After the fall of the atheist sub-aeon, materialism has started to become oppressive: reasoning has lost its transcendent anchor and has degenerated into mere babbling; people feel increasingly lost, lacking direction, except for that kind of "direction" offered by TV screens, smartphones, advertising, materialist attainments of various kinds. A sense of magic - i.e. "energy" - has become infused into the hitherto solid matter, and the Newtonian vision of a mechanistic universe has been completely undermined. Environmental destruction is rampant, since the here and now of material enjoyment and comfort is the only value that now commands any real respect.

Carroll claims (somewhat before his time; the book was published in 1992!) that while some people today like to speak of "the return of religion", this is not the case. Rather, it is magic that is making a belated comeback, and just as magic and science (materialism) were conflated in the hegemonic age of transcendentalism, so is magic and religion (transcendentalism) conflated today, united simply by their distinction from the all-encompassing materialism.

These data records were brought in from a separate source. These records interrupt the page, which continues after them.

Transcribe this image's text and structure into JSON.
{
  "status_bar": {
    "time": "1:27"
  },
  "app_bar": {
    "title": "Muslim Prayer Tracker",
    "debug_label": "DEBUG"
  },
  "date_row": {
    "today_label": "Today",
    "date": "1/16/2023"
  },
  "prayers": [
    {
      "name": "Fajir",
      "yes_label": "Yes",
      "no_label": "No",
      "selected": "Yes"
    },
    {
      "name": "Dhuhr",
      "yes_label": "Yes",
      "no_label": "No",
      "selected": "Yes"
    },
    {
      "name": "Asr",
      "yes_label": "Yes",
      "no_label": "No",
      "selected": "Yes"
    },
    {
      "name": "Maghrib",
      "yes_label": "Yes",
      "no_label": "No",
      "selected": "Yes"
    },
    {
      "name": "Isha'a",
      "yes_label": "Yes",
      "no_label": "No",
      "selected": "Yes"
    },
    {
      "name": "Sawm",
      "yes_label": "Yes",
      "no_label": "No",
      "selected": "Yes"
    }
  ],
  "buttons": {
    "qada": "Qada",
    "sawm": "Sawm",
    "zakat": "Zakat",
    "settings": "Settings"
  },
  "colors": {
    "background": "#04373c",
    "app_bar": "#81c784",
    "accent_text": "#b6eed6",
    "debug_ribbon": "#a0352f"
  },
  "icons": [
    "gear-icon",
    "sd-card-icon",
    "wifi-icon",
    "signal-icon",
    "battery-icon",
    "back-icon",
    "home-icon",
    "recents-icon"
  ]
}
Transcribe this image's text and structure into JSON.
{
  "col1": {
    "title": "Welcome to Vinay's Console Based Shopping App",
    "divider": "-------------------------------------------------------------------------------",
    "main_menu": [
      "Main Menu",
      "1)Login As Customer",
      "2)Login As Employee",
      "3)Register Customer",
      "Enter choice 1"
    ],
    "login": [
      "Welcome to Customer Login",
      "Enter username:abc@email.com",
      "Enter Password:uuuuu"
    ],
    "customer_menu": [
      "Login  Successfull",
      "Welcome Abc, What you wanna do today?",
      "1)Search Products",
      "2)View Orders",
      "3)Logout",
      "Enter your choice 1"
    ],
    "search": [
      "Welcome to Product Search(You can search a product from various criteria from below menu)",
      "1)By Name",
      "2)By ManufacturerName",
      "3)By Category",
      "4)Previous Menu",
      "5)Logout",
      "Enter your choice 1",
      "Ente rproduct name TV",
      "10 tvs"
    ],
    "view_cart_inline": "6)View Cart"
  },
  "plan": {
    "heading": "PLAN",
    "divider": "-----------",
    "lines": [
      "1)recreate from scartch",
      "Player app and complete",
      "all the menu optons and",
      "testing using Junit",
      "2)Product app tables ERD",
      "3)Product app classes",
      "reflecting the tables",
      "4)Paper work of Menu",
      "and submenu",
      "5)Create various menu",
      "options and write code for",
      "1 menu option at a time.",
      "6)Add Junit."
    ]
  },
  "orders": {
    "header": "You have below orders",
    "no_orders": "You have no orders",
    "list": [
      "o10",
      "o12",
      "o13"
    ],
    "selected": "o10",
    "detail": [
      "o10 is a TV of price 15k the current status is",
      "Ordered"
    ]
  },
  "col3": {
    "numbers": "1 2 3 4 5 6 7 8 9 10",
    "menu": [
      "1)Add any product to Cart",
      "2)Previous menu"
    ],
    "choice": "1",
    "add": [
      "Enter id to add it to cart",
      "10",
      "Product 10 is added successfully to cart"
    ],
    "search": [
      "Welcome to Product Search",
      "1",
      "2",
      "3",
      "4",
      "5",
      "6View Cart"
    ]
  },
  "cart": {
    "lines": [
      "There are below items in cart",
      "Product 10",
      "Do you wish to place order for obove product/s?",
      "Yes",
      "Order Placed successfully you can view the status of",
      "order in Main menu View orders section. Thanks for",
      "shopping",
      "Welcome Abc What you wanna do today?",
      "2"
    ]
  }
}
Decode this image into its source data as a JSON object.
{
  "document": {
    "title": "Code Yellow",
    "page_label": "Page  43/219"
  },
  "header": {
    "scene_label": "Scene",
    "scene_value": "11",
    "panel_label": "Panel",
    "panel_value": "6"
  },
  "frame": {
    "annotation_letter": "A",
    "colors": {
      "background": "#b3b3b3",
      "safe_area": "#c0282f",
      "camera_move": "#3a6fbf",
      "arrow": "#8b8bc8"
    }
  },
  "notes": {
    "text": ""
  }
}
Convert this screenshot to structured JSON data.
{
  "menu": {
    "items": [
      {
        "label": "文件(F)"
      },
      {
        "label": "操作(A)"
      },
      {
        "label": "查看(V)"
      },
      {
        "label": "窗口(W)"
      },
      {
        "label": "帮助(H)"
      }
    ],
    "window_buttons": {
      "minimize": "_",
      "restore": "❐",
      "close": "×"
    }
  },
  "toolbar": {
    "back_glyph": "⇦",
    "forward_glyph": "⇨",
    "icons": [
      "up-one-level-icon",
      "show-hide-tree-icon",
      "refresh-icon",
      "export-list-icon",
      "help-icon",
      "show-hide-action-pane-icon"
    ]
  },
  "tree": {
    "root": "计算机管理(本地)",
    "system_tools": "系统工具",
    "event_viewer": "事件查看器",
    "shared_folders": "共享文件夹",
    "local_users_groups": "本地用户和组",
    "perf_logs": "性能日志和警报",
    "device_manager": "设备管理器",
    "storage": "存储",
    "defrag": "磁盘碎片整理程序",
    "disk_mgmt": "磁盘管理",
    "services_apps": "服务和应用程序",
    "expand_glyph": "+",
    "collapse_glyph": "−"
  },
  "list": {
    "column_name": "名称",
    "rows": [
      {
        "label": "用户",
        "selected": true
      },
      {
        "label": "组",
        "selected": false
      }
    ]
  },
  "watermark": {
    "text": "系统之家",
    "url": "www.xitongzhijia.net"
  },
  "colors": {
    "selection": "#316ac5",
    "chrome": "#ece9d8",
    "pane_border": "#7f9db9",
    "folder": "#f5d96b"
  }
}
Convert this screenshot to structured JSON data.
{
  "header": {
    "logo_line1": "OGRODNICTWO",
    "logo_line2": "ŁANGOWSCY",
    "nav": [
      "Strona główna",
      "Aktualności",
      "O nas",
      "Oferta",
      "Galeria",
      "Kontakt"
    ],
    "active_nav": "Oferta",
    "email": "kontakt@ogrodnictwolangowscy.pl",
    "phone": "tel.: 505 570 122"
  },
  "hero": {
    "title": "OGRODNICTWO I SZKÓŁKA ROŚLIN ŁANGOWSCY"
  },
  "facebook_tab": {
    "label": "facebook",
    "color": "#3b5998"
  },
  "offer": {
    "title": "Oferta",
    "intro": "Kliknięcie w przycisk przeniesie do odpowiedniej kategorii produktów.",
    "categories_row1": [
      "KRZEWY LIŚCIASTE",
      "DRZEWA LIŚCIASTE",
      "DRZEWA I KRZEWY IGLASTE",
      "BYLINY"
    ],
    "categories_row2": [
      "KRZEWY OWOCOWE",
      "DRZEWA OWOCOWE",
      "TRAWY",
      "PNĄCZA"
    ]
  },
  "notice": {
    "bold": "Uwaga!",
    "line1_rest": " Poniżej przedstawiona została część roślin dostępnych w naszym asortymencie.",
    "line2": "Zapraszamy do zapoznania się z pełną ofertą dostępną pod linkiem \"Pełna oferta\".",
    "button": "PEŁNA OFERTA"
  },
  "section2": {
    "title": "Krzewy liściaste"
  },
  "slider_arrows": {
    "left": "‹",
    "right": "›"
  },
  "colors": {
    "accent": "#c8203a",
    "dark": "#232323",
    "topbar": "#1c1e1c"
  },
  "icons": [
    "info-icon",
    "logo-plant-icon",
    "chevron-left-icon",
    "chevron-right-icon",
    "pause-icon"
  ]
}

But in the long run, these two paradigms will part ways: magic is on the way up, transcendence on the way down. The next age will be the "Chaoist" sub-aeon of the "Pandemon" aeon: "Chaoist" because of Carroll's affiliation with Chaos Magic, I assume. Thus we are back to where we started in the Shamanic aeon (Animist sub-aeon): materialism and magic in a practical union with one another, in a world where the Transcendent or the Absolute will be perceived in a similar way to magic a century ago: utterly and completely unbelievable. Not by everyone of course, but by many.


For a future post, I would like to discuss some of the ways I think signs of an increase in magical thinking are visible, and future prospects for an even greater increase in such thinking, in relation to postmodernist and post-structuralist philosophy.